Main and Interaction Effects in Factorial Designs

Key Concepts of Main and Interaction Effects

  • Main Effects

    • Definition: The effect of an independent variable on a dependent variable averaged over all other variables.
    • Example: When conducting a t-test, comparing two levels of a single independent variable measures a main effect.
  • Interaction Effects

    • Definition: Occur when the effect of one independent variable on a dependent variable varies depending on the level of another independent variable.
    • Example: When considering team cohesion interventions, the relationship between intervention outcomes can vary based on whether additional social support is provided.

Understanding Interaction Effects through Examples

  • Scenario Example:
    • Intervention Analysis: Pre and post intervention measurements for team leaders.
    • Factor A: Time (pre and post intervention)
    • Factor B: Social Support (provided vs not provided)
    • Results:
    • Group with No Support → Improvement in team cohesion,
    • Group with Support → Greater improvement in team cohesion, demonstrating an interaction effect.

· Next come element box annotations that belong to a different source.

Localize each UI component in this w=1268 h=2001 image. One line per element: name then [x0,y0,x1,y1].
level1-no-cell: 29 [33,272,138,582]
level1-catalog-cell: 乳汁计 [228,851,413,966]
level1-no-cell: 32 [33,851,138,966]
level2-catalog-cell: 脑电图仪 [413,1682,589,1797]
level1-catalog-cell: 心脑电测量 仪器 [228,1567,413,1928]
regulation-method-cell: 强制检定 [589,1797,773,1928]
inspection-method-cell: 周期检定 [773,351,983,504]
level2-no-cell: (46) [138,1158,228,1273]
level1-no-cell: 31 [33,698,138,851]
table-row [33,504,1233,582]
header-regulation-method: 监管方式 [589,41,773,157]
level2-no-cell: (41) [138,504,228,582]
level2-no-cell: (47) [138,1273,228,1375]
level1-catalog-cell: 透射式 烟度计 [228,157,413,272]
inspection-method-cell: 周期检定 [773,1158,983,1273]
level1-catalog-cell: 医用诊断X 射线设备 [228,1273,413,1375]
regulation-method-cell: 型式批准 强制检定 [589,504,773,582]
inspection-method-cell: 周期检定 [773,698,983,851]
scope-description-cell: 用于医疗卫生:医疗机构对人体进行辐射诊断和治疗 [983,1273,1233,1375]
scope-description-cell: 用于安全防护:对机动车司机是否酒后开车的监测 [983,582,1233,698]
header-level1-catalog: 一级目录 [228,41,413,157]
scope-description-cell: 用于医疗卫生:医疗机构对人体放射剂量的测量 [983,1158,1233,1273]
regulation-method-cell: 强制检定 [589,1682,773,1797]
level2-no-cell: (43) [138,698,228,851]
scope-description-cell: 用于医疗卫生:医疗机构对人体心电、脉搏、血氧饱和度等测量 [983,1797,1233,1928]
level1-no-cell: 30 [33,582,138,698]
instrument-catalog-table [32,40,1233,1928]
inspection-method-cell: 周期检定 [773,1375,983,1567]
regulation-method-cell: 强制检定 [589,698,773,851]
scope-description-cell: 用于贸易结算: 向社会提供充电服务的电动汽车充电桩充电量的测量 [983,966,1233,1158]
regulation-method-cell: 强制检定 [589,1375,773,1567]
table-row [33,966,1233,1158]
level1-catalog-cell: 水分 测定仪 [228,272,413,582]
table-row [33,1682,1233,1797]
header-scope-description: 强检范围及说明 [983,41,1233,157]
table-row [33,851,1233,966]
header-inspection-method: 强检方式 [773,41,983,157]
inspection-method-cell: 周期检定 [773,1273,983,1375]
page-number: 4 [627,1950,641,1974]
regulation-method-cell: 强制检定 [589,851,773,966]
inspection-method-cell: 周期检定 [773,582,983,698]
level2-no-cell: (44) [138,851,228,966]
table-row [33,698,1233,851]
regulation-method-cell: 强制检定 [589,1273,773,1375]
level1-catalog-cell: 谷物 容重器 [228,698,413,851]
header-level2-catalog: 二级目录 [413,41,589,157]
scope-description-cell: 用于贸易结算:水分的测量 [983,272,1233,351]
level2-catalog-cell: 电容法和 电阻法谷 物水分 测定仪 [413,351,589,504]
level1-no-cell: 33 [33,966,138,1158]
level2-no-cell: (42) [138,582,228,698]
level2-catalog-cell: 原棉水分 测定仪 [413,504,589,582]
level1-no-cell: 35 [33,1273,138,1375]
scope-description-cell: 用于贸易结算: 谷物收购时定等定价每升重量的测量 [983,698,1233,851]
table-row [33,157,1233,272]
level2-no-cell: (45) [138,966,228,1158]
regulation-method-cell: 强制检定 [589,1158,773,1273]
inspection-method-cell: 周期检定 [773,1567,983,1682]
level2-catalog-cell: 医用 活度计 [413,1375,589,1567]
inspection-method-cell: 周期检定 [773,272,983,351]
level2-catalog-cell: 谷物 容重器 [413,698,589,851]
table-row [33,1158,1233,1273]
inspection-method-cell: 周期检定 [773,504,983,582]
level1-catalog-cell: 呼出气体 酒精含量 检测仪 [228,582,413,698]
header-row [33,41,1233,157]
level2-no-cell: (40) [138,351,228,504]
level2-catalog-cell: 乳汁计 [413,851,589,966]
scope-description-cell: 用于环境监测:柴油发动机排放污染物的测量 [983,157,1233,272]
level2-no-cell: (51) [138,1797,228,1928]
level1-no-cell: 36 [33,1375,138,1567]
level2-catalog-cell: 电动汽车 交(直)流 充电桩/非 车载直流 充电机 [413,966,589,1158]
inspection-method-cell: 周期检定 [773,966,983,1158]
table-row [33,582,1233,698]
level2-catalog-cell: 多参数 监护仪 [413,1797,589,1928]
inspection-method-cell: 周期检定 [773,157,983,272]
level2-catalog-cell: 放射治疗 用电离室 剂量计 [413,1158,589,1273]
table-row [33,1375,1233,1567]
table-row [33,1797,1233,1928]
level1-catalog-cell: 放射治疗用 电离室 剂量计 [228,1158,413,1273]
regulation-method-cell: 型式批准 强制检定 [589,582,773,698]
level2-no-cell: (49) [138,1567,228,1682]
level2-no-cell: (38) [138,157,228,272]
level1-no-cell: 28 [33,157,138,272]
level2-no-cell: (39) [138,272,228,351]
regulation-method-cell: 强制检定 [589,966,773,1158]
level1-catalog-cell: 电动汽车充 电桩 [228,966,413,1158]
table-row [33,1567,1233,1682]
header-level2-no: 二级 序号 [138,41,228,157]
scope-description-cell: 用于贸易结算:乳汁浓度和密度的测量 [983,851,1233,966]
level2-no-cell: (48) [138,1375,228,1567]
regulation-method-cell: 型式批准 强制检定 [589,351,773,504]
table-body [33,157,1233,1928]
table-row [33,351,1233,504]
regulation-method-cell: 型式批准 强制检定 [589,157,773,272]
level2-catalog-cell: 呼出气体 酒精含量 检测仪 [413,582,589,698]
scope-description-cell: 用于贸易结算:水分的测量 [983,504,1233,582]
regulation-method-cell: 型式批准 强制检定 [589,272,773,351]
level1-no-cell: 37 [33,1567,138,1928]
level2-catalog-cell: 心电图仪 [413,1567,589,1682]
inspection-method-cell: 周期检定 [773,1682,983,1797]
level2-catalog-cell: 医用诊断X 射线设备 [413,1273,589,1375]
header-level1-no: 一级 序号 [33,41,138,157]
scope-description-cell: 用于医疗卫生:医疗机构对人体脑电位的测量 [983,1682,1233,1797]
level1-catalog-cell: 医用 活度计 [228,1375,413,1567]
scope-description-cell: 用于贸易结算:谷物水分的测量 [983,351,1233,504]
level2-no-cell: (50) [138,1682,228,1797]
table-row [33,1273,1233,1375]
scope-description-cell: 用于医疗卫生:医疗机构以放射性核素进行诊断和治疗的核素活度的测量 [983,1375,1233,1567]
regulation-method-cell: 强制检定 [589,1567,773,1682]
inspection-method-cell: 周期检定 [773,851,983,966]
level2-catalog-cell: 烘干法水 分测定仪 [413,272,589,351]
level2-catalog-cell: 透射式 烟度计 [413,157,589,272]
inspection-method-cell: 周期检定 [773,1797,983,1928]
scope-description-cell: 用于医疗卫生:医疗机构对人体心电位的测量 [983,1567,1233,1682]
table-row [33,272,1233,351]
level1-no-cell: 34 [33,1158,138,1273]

Factorial Designs and Their Benefits

  • Use of Factorial Designs: Allows for exploration of interaction effects between multiple independent variables.
  • ANOVA Example:
    • Two-way ANOVA with two by three design (two types of toys with different cartoon conditions):
    • Main Effects of Toy Type: Assessing general aggression levels with antisocial vs neutral toys.
    • Main Effects of Cartoon: Assessing aggression regardless of toy type.
    • Interaction of Toy and Cartoon: Significant interaction might indicate the effect of cartoon on aggression depends on the type of toy.

Application in Experiments

  • Hypothetical Lecture Example:
    • Lecture styles (cat memes vs dry) may influence sleep duration among students based on their hangover status, raising questions about main effects vs interaction effects.
  • Importance of Graphing Interactions:
    • Graphs clarify interactions and help visualize varying effects among different groups.

Graphical Interpretation of Interaction Effects

  • Seeking Interactions:
    • Parallel lines in a graph indicate no interaction effect, while non-parallel lines suggest a possible interaction.
  • Two Graph Examples:
    • Example 1 (No interaction): Women’s selection of date attractiveness remains higher than men's regardless of alcohol consumption → Parallel lines.
    • Example 2 (Interaction): Variations in selection based on alcohol levels for men and women at different consumption levels suggest an interaction → Non-parallel lines.

Statistical Confirmation

  • Main effects can be confirmed through ANOVA, rather than solely reliance on graphical data.
  • Graphs serve as tools for interpretation and hypothesis generation.